I’ve been reading a book called “How to Lead When You Don’t Know Where You Are Going,” by Susan Beaumont.  She notes that the Bible is full of these liminal spaces.  Noah must build an ark to get to a new future.  Abraham and Sarah have to journey to a new land.  Jacob must wrestle with the angel.  Jonah is carried in the belly of whale back to Nineveh.  Israel wandered for 40 years in the wilderness to get to the Promised Land.  These are all stories of liminal times and spaces.

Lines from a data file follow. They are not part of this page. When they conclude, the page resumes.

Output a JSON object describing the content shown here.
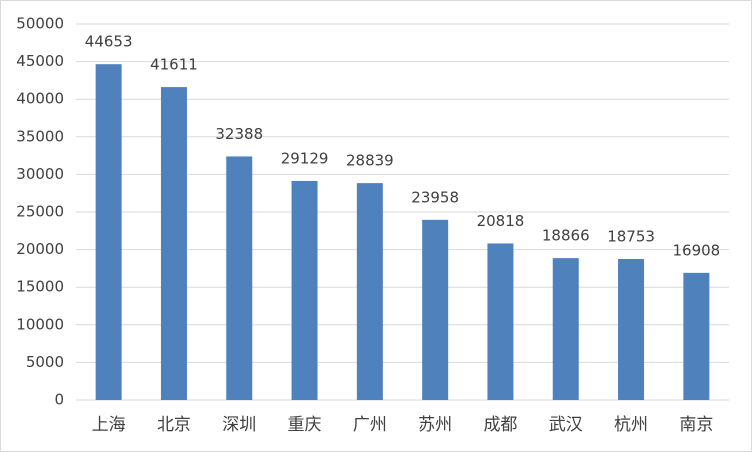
{
  "chart_data": {
    "type": "bar",
    "categories": [
      "上海",
      "北京",
      "深圳",
      "重庆",
      "广州",
      "苏州",
      "成都",
      "武汉",
      "杭州",
      "南京"
    ],
    "values": [
      44653,
      41611,
      32388,
      29129,
      28839,
      23958,
      20818,
      18866,
      18753,
      16908
    ],
    "color": "#4f81bd",
    "ylim": [
      0,
      50000
    ],
    "yticks": [
      0,
      5000,
      10000,
      15000,
      20000,
      25000,
      30000,
      35000,
      40000,
      45000,
      50000
    ],
    "grid": true,
    "data_labels": true
  }
}
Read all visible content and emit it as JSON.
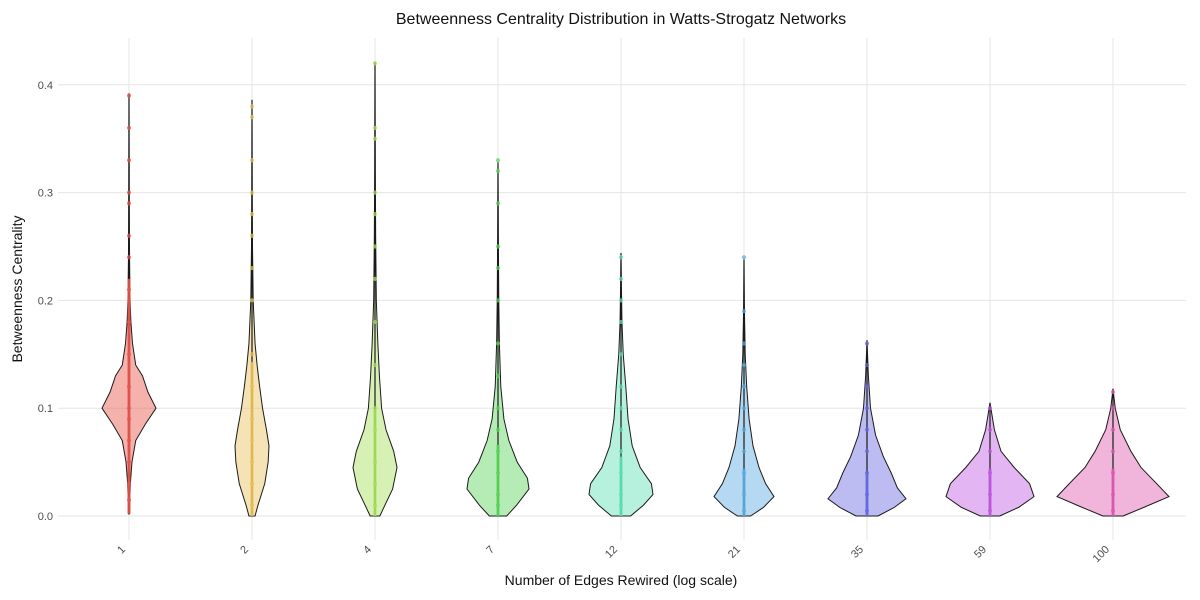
{
  "chart_data": {
    "type": "violin",
    "title": "Betweenness Centrality Distribution in Watts-Strogatz Networks",
    "xlabel": "Number of Edges Rewired (log scale)",
    "ylabel": "Betweenness Centrality",
    "ylim": [
      0.0,
      0.44
    ],
    "yticks": [
      0.0,
      0.1,
      0.2,
      0.3,
      0.4
    ],
    "ytick_labels": [
      "0.0",
      "0.1",
      "0.2",
      "0.3",
      "0.4"
    ],
    "x_scale": "log",
    "grid": true,
    "legend": "none",
    "categories": [
      "1",
      "2",
      "4",
      "7",
      "12",
      "21",
      "35",
      "59",
      "100"
    ],
    "series": [
      {
        "category": "1",
        "color": "#e8544a",
        "min": 0.002,
        "max": 0.392,
        "median": 0.1,
        "density": [
          [
            0.002,
            0.02
          ],
          [
            0.015,
            0.03
          ],
          [
            0.03,
            0.05
          ],
          [
            0.05,
            0.11
          ],
          [
            0.07,
            0.25
          ],
          [
            0.085,
            0.6
          ],
          [
            0.1,
            1.0
          ],
          [
            0.115,
            0.7
          ],
          [
            0.13,
            0.5
          ],
          [
            0.14,
            0.25
          ],
          [
            0.16,
            0.13
          ],
          [
            0.18,
            0.07
          ],
          [
            0.2,
            0.04
          ],
          [
            0.24,
            0.02
          ],
          [
            0.3,
            0.01
          ],
          [
            0.392,
            0.0
          ]
        ],
        "points": [
          0.015,
          0.03,
          0.05,
          0.07,
          0.09,
          0.1,
          0.12,
          0.15,
          0.18,
          0.21,
          0.24,
          0.26,
          0.29,
          0.3,
          0.33,
          0.36,
          0.39
        ]
      },
      {
        "category": "2",
        "color": "#e8c15a",
        "min": 0.0,
        "max": 0.386,
        "median": 0.065,
        "density": [
          [
            0.0,
            0.18
          ],
          [
            0.01,
            0.35
          ],
          [
            0.03,
            0.75
          ],
          [
            0.05,
            0.95
          ],
          [
            0.065,
            1.0
          ],
          [
            0.08,
            0.85
          ],
          [
            0.1,
            0.62
          ],
          [
            0.12,
            0.45
          ],
          [
            0.14,
            0.3
          ],
          [
            0.16,
            0.18
          ],
          [
            0.2,
            0.07
          ],
          [
            0.25,
            0.03
          ],
          [
            0.3,
            0.015
          ],
          [
            0.386,
            0.0
          ]
        ],
        "points": [
          0.01,
          0.03,
          0.05,
          0.07,
          0.09,
          0.12,
          0.15,
          0.2,
          0.23,
          0.26,
          0.28,
          0.3,
          0.33,
          0.37,
          0.38
        ]
      },
      {
        "category": "4",
        "color": "#a6e05c",
        "min": 0.0,
        "max": 0.421,
        "median": 0.045,
        "density": [
          [
            0.0,
            0.22
          ],
          [
            0.01,
            0.45
          ],
          [
            0.025,
            0.8
          ],
          [
            0.045,
            1.0
          ],
          [
            0.06,
            0.85
          ],
          [
            0.08,
            0.5
          ],
          [
            0.1,
            0.3
          ],
          [
            0.13,
            0.2
          ],
          [
            0.16,
            0.13
          ],
          [
            0.2,
            0.06
          ],
          [
            0.26,
            0.03
          ],
          [
            0.32,
            0.015
          ],
          [
            0.421,
            0.0
          ]
        ],
        "points": [
          0.01,
          0.03,
          0.05,
          0.08,
          0.1,
          0.14,
          0.18,
          0.22,
          0.25,
          0.28,
          0.3,
          0.35,
          0.36,
          0.42
        ]
      },
      {
        "category": "7",
        "color": "#5bd45b",
        "min": 0.0,
        "max": 0.328,
        "median": 0.03,
        "density": [
          [
            0.0,
            0.28
          ],
          [
            0.01,
            0.6
          ],
          [
            0.025,
            1.0
          ],
          [
            0.035,
            0.95
          ],
          [
            0.05,
            0.62
          ],
          [
            0.07,
            0.35
          ],
          [
            0.09,
            0.19
          ],
          [
            0.12,
            0.09
          ],
          [
            0.16,
            0.045
          ],
          [
            0.2,
            0.025
          ],
          [
            0.26,
            0.012
          ],
          [
            0.328,
            0.0
          ]
        ],
        "points": [
          0.01,
          0.02,
          0.04,
          0.06,
          0.08,
          0.1,
          0.13,
          0.16,
          0.2,
          0.23,
          0.25,
          0.29,
          0.32,
          0.33
        ]
      },
      {
        "category": "12",
        "color": "#5ee0b6",
        "min": 0.0,
        "max": 0.244,
        "median": 0.025,
        "density": [
          [
            0.0,
            0.3
          ],
          [
            0.01,
            0.7
          ],
          [
            0.02,
            1.0
          ],
          [
            0.03,
            0.95
          ],
          [
            0.045,
            0.6
          ],
          [
            0.065,
            0.35
          ],
          [
            0.09,
            0.22
          ],
          [
            0.12,
            0.15
          ],
          [
            0.15,
            0.07
          ],
          [
            0.18,
            0.03
          ],
          [
            0.21,
            0.015
          ],
          [
            0.244,
            0.0
          ]
        ],
        "points": [
          0.01,
          0.02,
          0.04,
          0.06,
          0.08,
          0.1,
          0.12,
          0.15,
          0.18,
          0.2,
          0.22,
          0.24
        ]
      },
      {
        "category": "21",
        "color": "#5aabe3",
        "min": 0.0,
        "max": 0.238,
        "median": 0.02,
        "density": [
          [
            0.0,
            0.22
          ],
          [
            0.008,
            0.65
          ],
          [
            0.018,
            1.0
          ],
          [
            0.03,
            0.72
          ],
          [
            0.045,
            0.5
          ],
          [
            0.065,
            0.3
          ],
          [
            0.09,
            0.17
          ],
          [
            0.12,
            0.09
          ],
          [
            0.15,
            0.04
          ],
          [
            0.19,
            0.015
          ],
          [
            0.238,
            0.0
          ]
        ],
        "points": [
          0.005,
          0.02,
          0.04,
          0.06,
          0.08,
          0.1,
          0.12,
          0.14,
          0.16,
          0.19,
          0.24
        ]
      },
      {
        "category": "35",
        "color": "#6a6ae3",
        "min": 0.0,
        "max": 0.163,
        "median": 0.018,
        "density": [
          [
            0.0,
            0.28
          ],
          [
            0.008,
            0.7
          ],
          [
            0.016,
            1.0
          ],
          [
            0.026,
            0.78
          ],
          [
            0.04,
            0.62
          ],
          [
            0.055,
            0.42
          ],
          [
            0.075,
            0.22
          ],
          [
            0.1,
            0.09
          ],
          [
            0.13,
            0.035
          ],
          [
            0.163,
            0.0
          ]
        ],
        "points": [
          0.005,
          0.02,
          0.04,
          0.06,
          0.08,
          0.1,
          0.12,
          0.14,
          0.16
        ]
      },
      {
        "category": "59",
        "color": "#c05ae3",
        "min": 0.0,
        "max": 0.105,
        "median": 0.02,
        "density": [
          [
            0.0,
            0.22
          ],
          [
            0.008,
            0.65
          ],
          [
            0.018,
            1.0
          ],
          [
            0.03,
            0.9
          ],
          [
            0.045,
            0.55
          ],
          [
            0.06,
            0.25
          ],
          [
            0.08,
            0.1
          ],
          [
            0.105,
            0.0
          ]
        ],
        "points": [
          0.005,
          0.02,
          0.04,
          0.06,
          0.08,
          0.1
        ]
      },
      {
        "category": "100",
        "color": "#e05ab0",
        "min": 0.0,
        "max": 0.118,
        "median": 0.02,
        "density": [
          [
            0.0,
            0.18
          ],
          [
            0.008,
            0.55
          ],
          [
            0.018,
            1.0
          ],
          [
            0.03,
            0.78
          ],
          [
            0.045,
            0.5
          ],
          [
            0.06,
            0.32
          ],
          [
            0.08,
            0.13
          ],
          [
            0.1,
            0.04
          ],
          [
            0.118,
            0.0
          ]
        ],
        "points": [
          0.005,
          0.02,
          0.04,
          0.06,
          0.08,
          0.1,
          0.115
        ]
      }
    ]
  }
}
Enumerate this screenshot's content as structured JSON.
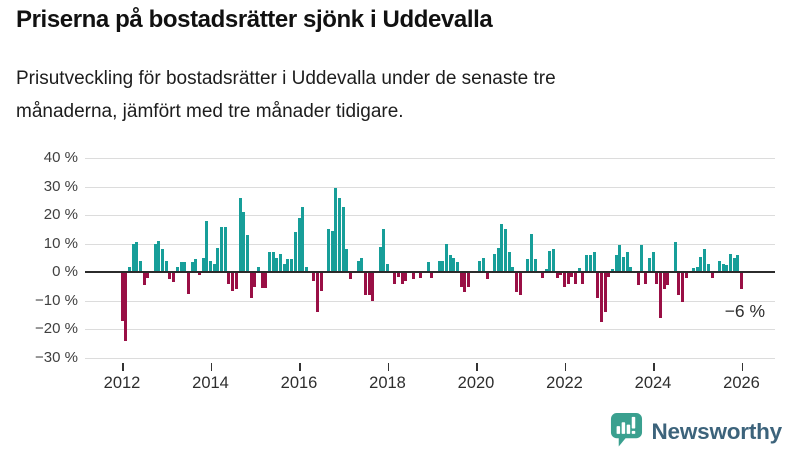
{
  "header": {
    "title": "Priserna på bostadsrätter sjönk i Uddevalla",
    "subtitle_line1": "Prisutveckling för bostadsrätter i Uddevalla under de senaste tre",
    "subtitle_line2": "månaderna, jämfört med tre månader tidigare."
  },
  "chart_data": {
    "type": "bar",
    "title": "Priserna på bostadsrätter sjönk i Uddevalla",
    "unit": "percent change vs three months earlier",
    "x_start": "2012-01",
    "x_end": "2026-01",
    "x_tick_labels": [
      "2012",
      "2014",
      "2016",
      "2018",
      "2020",
      "2022",
      "2024",
      "2026"
    ],
    "y_tick_labels": [
      "40 %",
      "30 %",
      "20 %",
      "10 %",
      "0 %",
      "−10 %",
      "−20 %",
      "−30 %"
    ],
    "ylim": [
      -30,
      40
    ],
    "grid": "horizontal",
    "legend": "none",
    "monthly_values_pct": [
      -17,
      -24,
      2,
      10,
      10.5,
      4,
      -4.5,
      -2,
      0,
      10,
      11,
      8,
      4,
      -2.5,
      -3.5,
      2,
      3.5,
      3.5,
      -7.5,
      3.5,
      4.5,
      -1,
      5,
      18,
      4,
      3,
      8.5,
      16,
      16,
      -4,
      -6.5,
      -6,
      26,
      21,
      13,
      -9,
      -5,
      2,
      -5.5,
      -5.5,
      7,
      7,
      5,
      6.5,
      3,
      4.5,
      4.5,
      14,
      19,
      23,
      2,
      0,
      -3,
      -14,
      -6.5,
      0,
      15,
      14.5,
      29.5,
      26,
      23,
      8,
      -2.5,
      0,
      4,
      5,
      -8,
      -8,
      -10,
      0,
      9,
      15,
      3,
      0,
      -4,
      -1.5,
      -4,
      -3,
      0,
      -2.5,
      0,
      -2,
      0,
      3.5,
      -2,
      0,
      4,
      4,
      10,
      6,
      5,
      3.5,
      -5,
      -7,
      -5,
      0,
      0,
      4,
      5,
      -2.5,
      0,
      6.5,
      8.5,
      17,
      15,
      7,
      2,
      -7,
      -8,
      0,
      4.5,
      13.5,
      4.5,
      0,
      -2,
      1,
      7.5,
      8,
      -2,
      -1,
      -5,
      -4,
      -1.5,
      -4,
      1.5,
      -4,
      6,
      6,
      7,
      -9,
      -17.5,
      -14,
      -1.5,
      1,
      6,
      9.5,
      5.5,
      7,
      2,
      0,
      -4.5,
      9.5,
      -4,
      5,
      7,
      -4,
      -16,
      -6,
      -4.5,
      0,
      10.5,
      -8,
      -10.5,
      -2,
      0,
      1.5,
      2,
      5.5,
      8,
      3,
      -2,
      0,
      4,
      3,
      2.5,
      6.5,
      5,
      6,
      -6
    ],
    "annotation": {
      "text": "−6 %",
      "value": -6
    },
    "colors": {
      "positive": "#179E99",
      "negative": "#990F45",
      "zero_line": "#2b2b2b"
    }
  },
  "footer": {
    "brand": "Newsworthy",
    "brand_color": "#3C637B",
    "logo_color": "#3AA08F"
  }
}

There is no avoiding being caught betwixt and between.  But it doesn’t last forever.  And how we think about it effects the journey.  If we let our fear reign, we are stuck in fight or flight mode, and we will get exhausted thrashing around every day.  What if this is the space where God can work with us?  As our false certitudes are dispelled, when normal is out the window, is their room for God to invite us to something sacred?

All of the parables we have been reading for three weeks start with “The kingdom of heaven is like…”  We’ve heard about sowing seeds, pulling weeds, leaving weeds, mustard, leaven, and pearls.  None of these parables are about the obvious or expected.  They are meant to bring us into the doorway, the liminal space between heaven and earth, past and future.  It’s an invitation as we stand at this threshold.

I think the most important thing I can say to you at this moment is “Be not afraid.”  Be not afraid to stand in this place and see what God wants next from us.  Resist the temptation to flee to the past for safety.  It’s gone.  And don’t blindly rush ahead into the fog of the future.  Take courage and stand here.  Do what you must for yourself and your family, but stand and look and listen and see what God’s call is.  Remember, the Kingdom of heaven is near.  The Beloved Community beckons.  God’s Spirit is not static while the world is changing.  The arc of history bends towards justice.  We will get through this time.